Re: affixes
From: | Mark J. Reed <markjreed@...> |
Date: | Saturday, February 19, 2005, 23:56 |
On Sat, Feb 19, 2005 at 06:01:53PM -0500, # 1 wrote:
> OK I'll try to reformulate your explaination just to know if I understood
It sounds like you understand perfectly. Some notes:
> Case marks would act that way with a single noun
As with other syntactic models, you can mix analysis and synthesis. A
case mark could either be part of the noun, or be a unary operator
("unary" = "takes one argument").
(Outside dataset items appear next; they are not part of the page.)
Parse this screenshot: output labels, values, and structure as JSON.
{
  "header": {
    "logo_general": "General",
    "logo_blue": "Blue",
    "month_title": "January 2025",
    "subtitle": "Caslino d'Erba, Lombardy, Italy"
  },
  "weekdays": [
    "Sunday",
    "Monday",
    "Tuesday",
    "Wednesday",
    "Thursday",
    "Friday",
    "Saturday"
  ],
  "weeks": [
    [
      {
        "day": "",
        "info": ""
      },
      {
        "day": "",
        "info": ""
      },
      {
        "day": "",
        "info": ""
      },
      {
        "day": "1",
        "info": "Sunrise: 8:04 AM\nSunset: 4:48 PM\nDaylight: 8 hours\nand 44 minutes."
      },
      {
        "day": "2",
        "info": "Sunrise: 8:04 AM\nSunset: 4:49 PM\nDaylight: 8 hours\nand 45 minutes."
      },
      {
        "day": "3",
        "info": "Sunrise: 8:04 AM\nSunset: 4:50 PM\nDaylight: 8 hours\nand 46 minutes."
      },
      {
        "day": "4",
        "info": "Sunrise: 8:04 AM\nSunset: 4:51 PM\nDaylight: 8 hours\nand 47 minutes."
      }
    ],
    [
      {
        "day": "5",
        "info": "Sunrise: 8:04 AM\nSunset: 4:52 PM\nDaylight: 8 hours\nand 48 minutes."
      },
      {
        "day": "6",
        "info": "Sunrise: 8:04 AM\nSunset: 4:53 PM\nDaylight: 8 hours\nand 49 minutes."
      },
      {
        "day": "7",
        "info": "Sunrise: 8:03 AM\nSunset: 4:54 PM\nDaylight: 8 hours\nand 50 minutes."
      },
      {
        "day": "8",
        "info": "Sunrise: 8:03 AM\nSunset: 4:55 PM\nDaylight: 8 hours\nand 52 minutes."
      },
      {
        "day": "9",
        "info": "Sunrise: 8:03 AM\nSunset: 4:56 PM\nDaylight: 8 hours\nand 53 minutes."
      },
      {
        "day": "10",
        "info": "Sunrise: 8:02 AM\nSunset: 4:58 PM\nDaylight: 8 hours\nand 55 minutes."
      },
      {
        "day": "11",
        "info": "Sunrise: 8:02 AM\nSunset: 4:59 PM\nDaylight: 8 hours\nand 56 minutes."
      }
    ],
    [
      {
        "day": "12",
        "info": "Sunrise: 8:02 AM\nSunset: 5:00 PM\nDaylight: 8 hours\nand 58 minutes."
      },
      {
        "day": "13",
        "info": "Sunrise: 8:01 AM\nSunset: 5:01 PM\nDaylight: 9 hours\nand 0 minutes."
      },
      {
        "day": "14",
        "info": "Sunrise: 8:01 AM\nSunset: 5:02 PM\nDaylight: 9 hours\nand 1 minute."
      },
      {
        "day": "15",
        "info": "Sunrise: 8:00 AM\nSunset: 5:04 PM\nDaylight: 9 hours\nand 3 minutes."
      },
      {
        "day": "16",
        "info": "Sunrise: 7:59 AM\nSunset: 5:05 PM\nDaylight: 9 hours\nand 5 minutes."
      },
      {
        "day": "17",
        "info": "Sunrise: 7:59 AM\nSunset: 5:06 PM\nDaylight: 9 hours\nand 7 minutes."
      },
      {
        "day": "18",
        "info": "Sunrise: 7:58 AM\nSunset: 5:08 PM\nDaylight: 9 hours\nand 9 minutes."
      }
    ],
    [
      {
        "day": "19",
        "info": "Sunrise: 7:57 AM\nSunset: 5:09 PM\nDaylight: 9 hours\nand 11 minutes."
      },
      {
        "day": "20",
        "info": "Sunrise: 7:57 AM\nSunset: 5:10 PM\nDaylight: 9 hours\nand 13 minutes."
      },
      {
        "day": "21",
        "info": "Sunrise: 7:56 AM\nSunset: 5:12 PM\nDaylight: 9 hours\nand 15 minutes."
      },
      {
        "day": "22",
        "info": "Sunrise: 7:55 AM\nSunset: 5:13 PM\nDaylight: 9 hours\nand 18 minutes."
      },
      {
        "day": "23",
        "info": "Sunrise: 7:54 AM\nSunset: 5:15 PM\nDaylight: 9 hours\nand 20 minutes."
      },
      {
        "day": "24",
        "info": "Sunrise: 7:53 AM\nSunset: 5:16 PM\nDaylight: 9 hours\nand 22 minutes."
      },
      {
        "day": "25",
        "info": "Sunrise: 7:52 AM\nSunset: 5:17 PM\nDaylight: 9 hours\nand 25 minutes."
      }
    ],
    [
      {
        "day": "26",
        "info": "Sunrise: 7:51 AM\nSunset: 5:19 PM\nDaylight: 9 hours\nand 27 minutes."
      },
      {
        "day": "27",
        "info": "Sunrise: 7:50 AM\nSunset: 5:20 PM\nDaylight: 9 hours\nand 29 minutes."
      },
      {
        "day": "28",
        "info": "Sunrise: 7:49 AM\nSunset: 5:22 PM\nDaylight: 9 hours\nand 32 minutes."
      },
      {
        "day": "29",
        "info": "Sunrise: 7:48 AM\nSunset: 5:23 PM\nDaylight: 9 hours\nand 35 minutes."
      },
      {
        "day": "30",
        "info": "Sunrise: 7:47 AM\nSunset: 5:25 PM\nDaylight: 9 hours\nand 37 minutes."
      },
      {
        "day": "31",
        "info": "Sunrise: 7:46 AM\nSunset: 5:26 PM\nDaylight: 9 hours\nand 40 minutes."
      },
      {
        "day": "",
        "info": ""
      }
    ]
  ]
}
As an example of this in the
mathematical world, a negative number like "-123" can be considered as
an argument (the - is just part of the number), or as the unary
operator "-" (negation) applied to the argument "123", which would be in
postfix something like 123-. But since using "-" for both subtraction
and negation would be ambiguous, most postfix systems either allow forms
like "-123" and treat a - followed by a digit differently from a - by
itself, or else use a different symbol - for instance, negative numbers
in the UNIX program dc are marked with a _ instead of a -.
> On verbal operators, I don't know how would be indicated the TAM, would they
> be forced to be affixed on the verb or should there have a third level of
> operators to affect the other operators? There's probably a way to pass over
> it without create 3rd and 4th levels..
Again, it could be either analytic (affixed) or synthetic (an operator).